I flop down on our vast bed for an afternoon nap after another noisy night of meat deliveries. It is the biggest bed I have ever slept in, a Serta Perfect Sleeper with an orthopaedic California King Sized mattress, six foot six inches wide, topped with a soft quilted upper lining, to give you the best of both worlds: firm support for your back and an inch of surface softness to snuggle into. With such vast dimensions, the California King Size presents various serious engineering problems, so, for example, our box spring base is in two halves, with extra legs in the middle of the bed to keep it from sagging. Of course, none of our English linen fits.

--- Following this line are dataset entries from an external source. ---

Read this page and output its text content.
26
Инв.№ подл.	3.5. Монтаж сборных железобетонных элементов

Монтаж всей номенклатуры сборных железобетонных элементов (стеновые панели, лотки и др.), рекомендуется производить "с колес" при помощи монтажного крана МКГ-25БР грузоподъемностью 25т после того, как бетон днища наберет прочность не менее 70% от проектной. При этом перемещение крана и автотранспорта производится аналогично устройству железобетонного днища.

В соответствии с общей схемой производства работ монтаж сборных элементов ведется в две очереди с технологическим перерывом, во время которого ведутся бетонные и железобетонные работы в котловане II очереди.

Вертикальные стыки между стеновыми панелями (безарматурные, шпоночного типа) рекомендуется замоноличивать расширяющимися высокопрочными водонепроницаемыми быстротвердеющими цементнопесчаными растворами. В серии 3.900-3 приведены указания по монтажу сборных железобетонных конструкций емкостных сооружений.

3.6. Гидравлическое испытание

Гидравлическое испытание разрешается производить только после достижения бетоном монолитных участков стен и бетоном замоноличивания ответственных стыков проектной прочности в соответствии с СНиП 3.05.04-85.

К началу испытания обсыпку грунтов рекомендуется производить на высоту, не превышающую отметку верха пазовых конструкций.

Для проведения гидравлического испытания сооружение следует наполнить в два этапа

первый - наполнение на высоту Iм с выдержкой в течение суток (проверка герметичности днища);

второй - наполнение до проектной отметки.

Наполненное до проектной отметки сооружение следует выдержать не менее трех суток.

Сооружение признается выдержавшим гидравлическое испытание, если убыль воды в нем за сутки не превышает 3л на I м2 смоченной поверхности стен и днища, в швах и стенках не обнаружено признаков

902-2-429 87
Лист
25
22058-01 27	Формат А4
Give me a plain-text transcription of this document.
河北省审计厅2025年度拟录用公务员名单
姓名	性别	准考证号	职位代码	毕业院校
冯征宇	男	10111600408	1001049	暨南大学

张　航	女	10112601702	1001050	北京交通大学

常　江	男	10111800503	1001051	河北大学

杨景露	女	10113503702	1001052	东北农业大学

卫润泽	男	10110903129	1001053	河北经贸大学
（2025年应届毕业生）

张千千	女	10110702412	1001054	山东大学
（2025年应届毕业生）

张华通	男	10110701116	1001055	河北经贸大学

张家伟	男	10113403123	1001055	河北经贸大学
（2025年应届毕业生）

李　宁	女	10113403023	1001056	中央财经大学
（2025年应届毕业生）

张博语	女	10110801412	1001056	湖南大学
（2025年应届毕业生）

Our new bed feels especially luxurious given that for our first few days in New York we slept on a mustard-coloured sleeping Lilo that I had acquired at The Leading Edge in Whiteleys Mall on Queensway and shipped over with us on the QE2. The sleeping Lilo, according to The Leading Edge, which specializes in the latest gadgetry, was a breakthrough in somniac science, easy to store and transport, but with its own system of internal baffles, providing all the comfort of a real bed. Best of all, by simply altering the amount you inflated it, it could simulate a soft, fluffy mattress or deliver firmer support. In reality we found that every time one of us shifted weight the other was bobbed
up on a swell of air pressure – it was like trying to share a trampoline.
The Leading Edge Lilo came complete with a foot pump and hose attachment. But it also came with a slow and unlocatable leak. Before we retired for the night, I would tread-pump the Lilo to full pressure. It would then slowly deflate until about two hours later, Joanna, a lighter sleeper than me, would awaken to the ungiving pressure of the parquet floor. She would elbow me and I would get up, attach the foot pump and groggily tread it for ten minutes until the Lilo had reinflated. I would repeat this performance every two hours, getting up to feed air to our bed.
This is what I now imagine having a small baby will be like.
The pleasure of our California King Sized Serta Perfect Sleeper is only ruined by the fact that every time I flop down upon its vast quilted acreage I am reminded that we paid too much for it at Bloomingdale’s. I am taunted by the saturation advertising on TV by ‘1-800-Sleepys’, and its rival, ‘1-800-Mattress, Leave Off the Final “S” for Savings’ in their apparently cut-throat war to be purveyors of the best mattress deals to New York’s fitful sleepers. Always an ex-post-facto comparison shopper, I have tortured myself by phoning both 1-800-Sleepys and 1-800-Mattress, to discover that the California King Sized Serta Perfect Sleeper, the exact same California King Sized Serta Perfect Sleeper, can be purchased from either of them over the phone, for $500 less than we paid at Bloomingdale’s. And of course, both hyperdrive salesmen assure me, ‘We deliver free! Guaranteed within two hours! Anywhere in the five boroughs!’
Monday, 22 June
Joanna
I am on my way to see my new accountant, a solemn-sounding man called Bob Green. When I phoned to make an appointment he informed me he worked from home, so I set off for his apartment on the thirty-eighth floor of a modern tower block overlooking the East River. When I arrive he answers the door, an unsmiling, middle-aged, black-haired man with his left shoulder wedging a phone to his neck.
His office is framed by huge, grey-tinted windows offering spectacular panoramic views stretching down past the solid towers of Brooklyn Bridge to the graceful columns of the World Trade Center. Directly below I can see a red helicopter taking off from the 34th Street heliport. It rises to the height of our window before swooping off across the East River towards La Guardia airport.